Sie stehen noch am Anfang Ihrer fußballerischen Karriere. Können Sie sich vorstellen auch für eine Mannschaft in der Türkei zu spielen?
Naki: Ich bin jetzt 23 Jahre alt und möchte auf jeden Fall noch in Deutschland bleiben. Die Türkei ist derzeit für mich noch überhaupt kein Thema. Es kommt ganz auf meine fußballerische Entwicklung an, vielleicht in vier oder fünf Jahren.
Sie haben Ihr Herz ja ganz offensichtlich auch ein wenig an Hamburg verloren. Werden Sie eines Tages zurück in die Hansestadt gehen?

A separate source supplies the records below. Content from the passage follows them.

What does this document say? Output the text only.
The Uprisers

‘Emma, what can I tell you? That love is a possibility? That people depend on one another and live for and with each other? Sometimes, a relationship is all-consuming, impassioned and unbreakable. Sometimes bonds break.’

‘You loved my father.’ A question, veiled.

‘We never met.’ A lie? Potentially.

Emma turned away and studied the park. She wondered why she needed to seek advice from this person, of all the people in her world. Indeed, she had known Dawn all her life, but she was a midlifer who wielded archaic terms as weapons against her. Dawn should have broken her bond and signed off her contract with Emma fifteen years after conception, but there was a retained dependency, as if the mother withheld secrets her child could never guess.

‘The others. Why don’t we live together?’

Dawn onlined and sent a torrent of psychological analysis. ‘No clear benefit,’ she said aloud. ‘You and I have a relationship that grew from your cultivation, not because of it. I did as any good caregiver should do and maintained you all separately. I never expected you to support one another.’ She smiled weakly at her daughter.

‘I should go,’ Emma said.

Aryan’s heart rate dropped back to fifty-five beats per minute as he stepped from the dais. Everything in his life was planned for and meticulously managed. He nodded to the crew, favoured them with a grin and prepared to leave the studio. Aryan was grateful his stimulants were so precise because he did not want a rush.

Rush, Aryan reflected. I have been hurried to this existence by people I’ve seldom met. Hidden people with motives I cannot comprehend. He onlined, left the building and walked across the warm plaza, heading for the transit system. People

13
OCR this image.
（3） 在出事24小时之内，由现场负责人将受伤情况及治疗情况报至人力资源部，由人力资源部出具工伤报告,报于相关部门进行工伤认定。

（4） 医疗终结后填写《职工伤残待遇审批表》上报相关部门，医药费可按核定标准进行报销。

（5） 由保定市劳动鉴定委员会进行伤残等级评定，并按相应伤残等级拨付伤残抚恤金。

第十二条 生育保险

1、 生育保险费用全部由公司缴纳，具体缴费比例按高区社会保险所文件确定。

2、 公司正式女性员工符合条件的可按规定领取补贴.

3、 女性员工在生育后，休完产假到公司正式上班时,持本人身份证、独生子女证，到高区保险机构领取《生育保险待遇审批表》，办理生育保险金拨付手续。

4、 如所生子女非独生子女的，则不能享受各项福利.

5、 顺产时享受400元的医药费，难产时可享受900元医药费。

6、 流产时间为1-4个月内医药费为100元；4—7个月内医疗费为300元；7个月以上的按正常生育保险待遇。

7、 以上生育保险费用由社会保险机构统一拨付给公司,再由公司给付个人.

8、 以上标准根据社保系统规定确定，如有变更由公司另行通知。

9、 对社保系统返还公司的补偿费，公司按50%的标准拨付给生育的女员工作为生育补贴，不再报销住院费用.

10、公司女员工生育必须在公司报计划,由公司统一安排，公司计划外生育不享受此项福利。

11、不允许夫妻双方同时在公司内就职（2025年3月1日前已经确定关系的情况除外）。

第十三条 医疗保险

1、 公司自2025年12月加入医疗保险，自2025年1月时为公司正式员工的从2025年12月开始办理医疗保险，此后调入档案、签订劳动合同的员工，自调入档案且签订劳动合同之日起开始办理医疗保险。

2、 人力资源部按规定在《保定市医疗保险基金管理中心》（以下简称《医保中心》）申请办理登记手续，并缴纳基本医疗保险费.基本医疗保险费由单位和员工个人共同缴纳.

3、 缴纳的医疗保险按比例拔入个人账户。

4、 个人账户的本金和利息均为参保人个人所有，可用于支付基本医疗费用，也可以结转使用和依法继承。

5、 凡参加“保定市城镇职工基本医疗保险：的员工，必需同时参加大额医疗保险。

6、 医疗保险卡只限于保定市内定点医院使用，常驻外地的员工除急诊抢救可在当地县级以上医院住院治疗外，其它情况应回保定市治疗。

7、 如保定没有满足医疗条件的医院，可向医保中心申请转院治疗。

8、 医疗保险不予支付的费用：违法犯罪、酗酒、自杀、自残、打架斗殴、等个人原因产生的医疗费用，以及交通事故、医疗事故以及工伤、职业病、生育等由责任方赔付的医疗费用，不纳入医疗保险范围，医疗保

Naki: Eines steht fest: Wenn ich zurück nach Hamburg komme, dann gehe ich auf jeden Fall zu St.Pauli (lacht). Ich kann mir gut vorstellen meine Karriere in ungefähr zehn Jahren bei Pauli ausklingen zu lassen. Es gibt ja dieses Sprichwort: „In Hamburg sagt man Tschüss.“
Würde für Sie auch der HSV infrage kommen?
Naki: Zum HSV kann ich aus Prinzip nicht. Ich bin St. Paulianer da kann ich doch nicht zum HSV wechseln! Außerdem ist es so, wenn vom HSV ein Angebot vorliegen würde, dann bekommt man auch von anderen Mannschaften Angebote. Da würde ich lieber zu einen anderen Mannschaft gehen als zum HSV.
Welche Rolle spielt bei der Vereinswahl die Höhe der Gage?
Naki: Ich bin nicht der Typ, der nur auf das Geld schaut. Ganz ehrlich: Was habe ich denn davon, wenn ich beispielsweise 30.000 € mehr verdiene, aber nicht glücklich bin oder nur auf der Bank sitze? Wenn ich das ganze nicht lebe, dann kommt bei mir nichts Gutes dabei heraus. Ich muss mich wohl und gut bei einem Verein fühlen, nur dann bin ich mit Herzblut dabei.